Um den VfL Bückeburg musste man sich in dieser Phase große Sorgen machen. Er kam nicht in die Zweikämpfe, er fand keine Anspielstationen, er wirkte hilflos. Doch nach einer knappen halben Stunde bekamen die Platzherren über hartnäckigen Kampf langsam Grund unter den Füßen. Dazu trug wahrscheinlich auch der geschenkte 1:1-Ausgleich in der 29. Minute bei. Bülent Kaksi köpfte eine Flanke von Bastian Könemann ins eigene Tor – besser hätte es kein Bückeburger machen können. Und es kam noch besser: Tobias Versick zirkelte nur eine Minute später einen Freistoß unhaltbar über die Mauer zum 2:1 ins Eck. Der Spielverlauf stand auf dem Kopf. Im Lager des TB Uphusen war man fassungslos und wahrscheinlich hätten die starken Gäste ein 3:1 des VfL Bückeburg nach der Pause mental nicht verkraftet. Burak Buruk und Alexander Bremer besaßen durchaus Möglichkeiten dazu.

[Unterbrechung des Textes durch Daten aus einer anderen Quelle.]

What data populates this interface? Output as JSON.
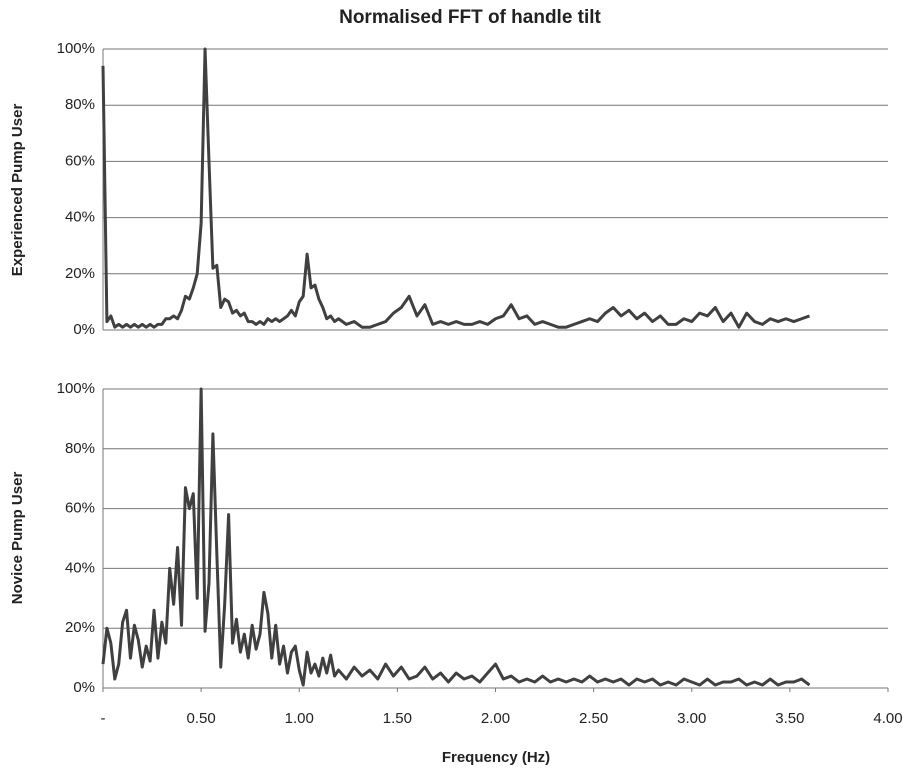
{
  "chart_data": [
    {
      "type": "line",
      "title": "Normalised FFT of handle tilt",
      "y_label": "Experienced Pump User",
      "color": "#404040",
      "grid": true,
      "xlim": [
        0,
        4
      ],
      "ylim": [
        0,
        100
      ],
      "yticks": [
        {
          "value": 0,
          "label": "0%"
        },
        {
          "value": 20,
          "label": "20%"
        },
        {
          "value": 40,
          "label": "40%"
        },
        {
          "value": 60,
          "label": "60%"
        },
        {
          "value": 80,
          "label": "80%"
        },
        {
          "value": 100,
          "label": "100%"
        }
      ],
      "x": [
        0,
        0.02,
        0.04,
        0.06,
        0.08,
        0.1,
        0.12,
        0.14,
        0.16,
        0.18,
        0.2,
        0.22,
        0.24,
        0.26,
        0.28,
        0.3,
        0.32,
        0.34,
        0.36,
        0.38,
        0.4,
        0.42,
        0.44,
        0.46,
        0.48,
        0.5,
        0.52,
        0.54,
        0.56,
        0.58,
        0.6,
        0.62,
        0.64,
        0.66,
        0.68,
        0.7,
        0.72,
        0.74,
        0.76,
        0.78,
        0.8,
        0.82,
        0.84,
        0.86,
        0.88,
        0.9,
        0.92,
        0.94,
        0.96,
        0.98,
        1.0,
        1.02,
        1.04,
        1.06,
        1.08,
        1.1,
        1.12,
        1.14,
        1.16,
        1.18,
        1.2,
        1.24,
        1.28,
        1.32,
        1.36,
        1.4,
        1.44,
        1.48,
        1.52,
        1.56,
        1.6,
        1.64,
        1.68,
        1.72,
        1.76,
        1.8,
        1.84,
        1.88,
        1.92,
        1.96,
        2.0,
        2.04,
        2.08,
        2.12,
        2.16,
        2.2,
        2.24,
        2.28,
        2.32,
        2.36,
        2.4,
        2.44,
        2.48,
        2.52,
        2.56,
        2.6,
        2.64,
        2.68,
        2.72,
        2.76,
        2.8,
        2.84,
        2.88,
        2.92,
        2.96,
        3.0,
        3.04,
        3.08,
        3.12,
        3.16,
        3.2,
        3.24,
        3.28,
        3.32,
        3.36,
        3.4,
        3.44,
        3.48,
        3.52,
        3.56,
        3.6
      ],
      "values": [
        94,
        3,
        5,
        1,
        2,
        1,
        2,
        1,
        2,
        1,
        2,
        1,
        2,
        1,
        2,
        2,
        4,
        4,
        5,
        4,
        7,
        12,
        11,
        15,
        20,
        38,
        100,
        60,
        22,
        23,
        8,
        11,
        10,
        6,
        7,
        5,
        6,
        3,
        3,
        2,
        3,
        2,
        4,
        3,
        4,
        3,
        4,
        5,
        7,
        5,
        10,
        12,
        27,
        15,
        16,
        11,
        8,
        4,
        5,
        3,
        4,
        2,
        3,
        1,
        1,
        2,
        3,
        6,
        8,
        12,
        5,
        9,
        2,
        3,
        2,
        3,
        2,
        2,
        3,
        2,
        4,
        5,
        9,
        4,
        5,
        2,
        3,
        2,
        1,
        1,
        2,
        3,
        4,
        3,
        6,
        8,
        5,
        7,
        4,
        6,
        3,
        5,
        2,
        2,
        4,
        3,
        6,
        5,
        8,
        3,
        6,
        1,
        6,
        3,
        2,
        4,
        3,
        4,
        3,
        4,
        5
      ]
    },
    {
      "type": "line",
      "y_label": "Novice Pump User",
      "x_label": "Frequency (Hz)",
      "color": "#404040",
      "grid": true,
      "xlim": [
        0,
        4
      ],
      "ylim": [
        0,
        100
      ],
      "xticks": [
        {
          "value": 0,
          "label": "-"
        },
        {
          "value": 0.5,
          "label": "0.50"
        },
        {
          "value": 1,
          "label": "1.00"
        },
        {
          "value": 1.5,
          "label": "1.50"
        },
        {
          "value": 2,
          "label": "2.00"
        },
        {
          "value": 2.5,
          "label": "2.50"
        },
        {
          "value": 3,
          "label": "3.00"
        },
        {
          "value": 3.5,
          "label": "3.50"
        },
        {
          "value": 4,
          "label": "4.00"
        }
      ],
      "yticks": [
        {
          "value": 0,
          "label": "0%"
        },
        {
          "value": 20,
          "label": "20%"
        },
        {
          "value": 40,
          "label": "40%"
        },
        {
          "value": 60,
          "label": "60%"
        },
        {
          "value": 80,
          "label": "80%"
        },
        {
          "value": 100,
          "label": "100%"
        }
      ],
      "x": [
        0,
        0.02,
        0.04,
        0.06,
        0.08,
        0.1,
        0.12,
        0.14,
        0.16,
        0.18,
        0.2,
        0.22,
        0.24,
        0.26,
        0.28,
        0.3,
        0.32,
        0.34,
        0.36,
        0.38,
        0.4,
        0.42,
        0.44,
        0.46,
        0.48,
        0.5,
        0.52,
        0.54,
        0.56,
        0.58,
        0.6,
        0.62,
        0.64,
        0.66,
        0.68,
        0.7,
        0.72,
        0.74,
        0.76,
        0.78,
        0.8,
        0.82,
        0.84,
        0.86,
        0.88,
        0.9,
        0.92,
        0.94,
        0.96,
        0.98,
        1.0,
        1.02,
        1.04,
        1.06,
        1.08,
        1.1,
        1.12,
        1.14,
        1.16,
        1.18,
        1.2,
        1.24,
        1.28,
        1.32,
        1.36,
        1.4,
        1.44,
        1.48,
        1.52,
        1.56,
        1.6,
        1.64,
        1.68,
        1.72,
        1.76,
        1.8,
        1.84,
        1.88,
        1.92,
        1.96,
        2.0,
        2.04,
        2.08,
        2.12,
        2.16,
        2.2,
        2.24,
        2.28,
        2.32,
        2.36,
        2.4,
        2.44,
        2.48,
        2.52,
        2.56,
        2.6,
        2.64,
        2.68,
        2.72,
        2.76,
        2.8,
        2.84,
        2.88,
        2.92,
        2.96,
        3.0,
        3.04,
        3.08,
        3.12,
        3.16,
        3.2,
        3.24,
        3.28,
        3.32,
        3.36,
        3.4,
        3.44,
        3.48,
        3.52,
        3.56,
        3.6
      ],
      "values": [
        8,
        20,
        15,
        3,
        8,
        22,
        26,
        10,
        21,
        16,
        7,
        14,
        9,
        26,
        10,
        22,
        15,
        40,
        28,
        47,
        21,
        67,
        60,
        65,
        30,
        100,
        19,
        35,
        85,
        45,
        7,
        28,
        58,
        15,
        23,
        12,
        18,
        10,
        21,
        13,
        18,
        32,
        25,
        10,
        21,
        8,
        14,
        5,
        12,
        14,
        6,
        1,
        12,
        5,
        8,
        4,
        10,
        5,
        11,
        4,
        6,
        3,
        7,
        4,
        6,
        3,
        8,
        4,
        7,
        3,
        4,
        7,
        3,
        5,
        2,
        5,
        3,
        4,
        2,
        5,
        8,
        3,
        4,
        2,
        3,
        2,
        4,
        2,
        3,
        2,
        3,
        2,
        4,
        2,
        3,
        2,
        3,
        1,
        3,
        2,
        3,
        1,
        2,
        1,
        3,
        2,
        1,
        3,
        1,
        2,
        2,
        3,
        1,
        2,
        1,
        3,
        1,
        2,
        2,
        3,
        1
      ]
    }
  ]
}
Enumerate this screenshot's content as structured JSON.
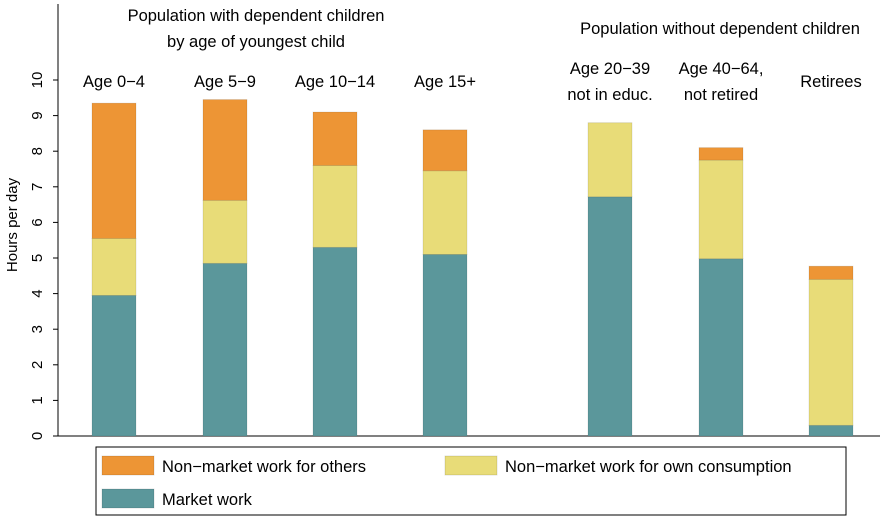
{
  "chart_data": {
    "type": "bar",
    "stacked": true,
    "ylabel": "Hours per day",
    "xlabel": "",
    "ylim": [
      0,
      10
    ],
    "yticks": [
      0,
      1,
      2,
      3,
      4,
      5,
      6,
      7,
      8,
      9,
      10
    ],
    "grid": false,
    "legend_position": "bottom",
    "group_headers": {
      "with_children_line1": "Population with dependent children",
      "with_children_line2": "by age of youngest child",
      "without_children": "Population without dependent children"
    },
    "categories": [
      [
        "Age 0−4"
      ],
      [
        "Age 5−9"
      ],
      [
        "Age 10−14"
      ],
      [
        "Age 15+"
      ],
      [
        "Age 20−39",
        "not in educ."
      ],
      [
        "Age 40−64,",
        "not retired"
      ],
      [
        "Retirees"
      ]
    ],
    "series": [
      {
        "name": "Market work",
        "color": "#5b979b",
        "values": [
          3.95,
          4.85,
          5.3,
          5.1,
          6.72,
          4.98,
          0.3
        ]
      },
      {
        "name": "Non−market work for own consumption",
        "color": "#e8dc78",
        "values": [
          1.6,
          1.77,
          2.3,
          2.35,
          2.08,
          2.77,
          4.1
        ]
      },
      {
        "name": "Non−market work for others",
        "color": "#ed9535",
        "values": [
          3.8,
          2.83,
          1.5,
          1.15,
          0,
          0.35,
          0.37
        ]
      }
    ],
    "legend": [
      {
        "series": 2,
        "label": "Non−market work for others"
      },
      {
        "series": 1,
        "label": "Non−market work for own consumption"
      },
      {
        "series": 0,
        "label": "Market work"
      }
    ]
  }
}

Schließlich brach sich aber der deutlich bessere Fußball der Gäste seine Bahn. Als Dikollari hemmungslos durch die VfL-Abwehr kurvte und Airich den längst überfälligen 2:2-Ausgleich erzielte (60.), deutete sich die unvermeidliche Niederlage an. Zu überlegen waren die Gäste, zu ungenau das Bückeburger Aufbauspiel. Bei ihren Gegenstößen verzettelten sich die Platzherren aus Verlegenheit ständig in Einzelaktionen.

Ganz anders der ballgewandte TB Uphusen, wenngleich der Siegtreffer der Gäste nicht unumstritten war. Airich spielte sich mal wieder durch und Spilker stieg hart ein. Schiedsrichter Niklas Milczewski zögerte, entschied aber nach Augenkontakt mit seinem Assistenten auf Elfmeter. Marco Wahlers verwandelte sicher zum hochverdienten 3:2 für Uphusen (68.).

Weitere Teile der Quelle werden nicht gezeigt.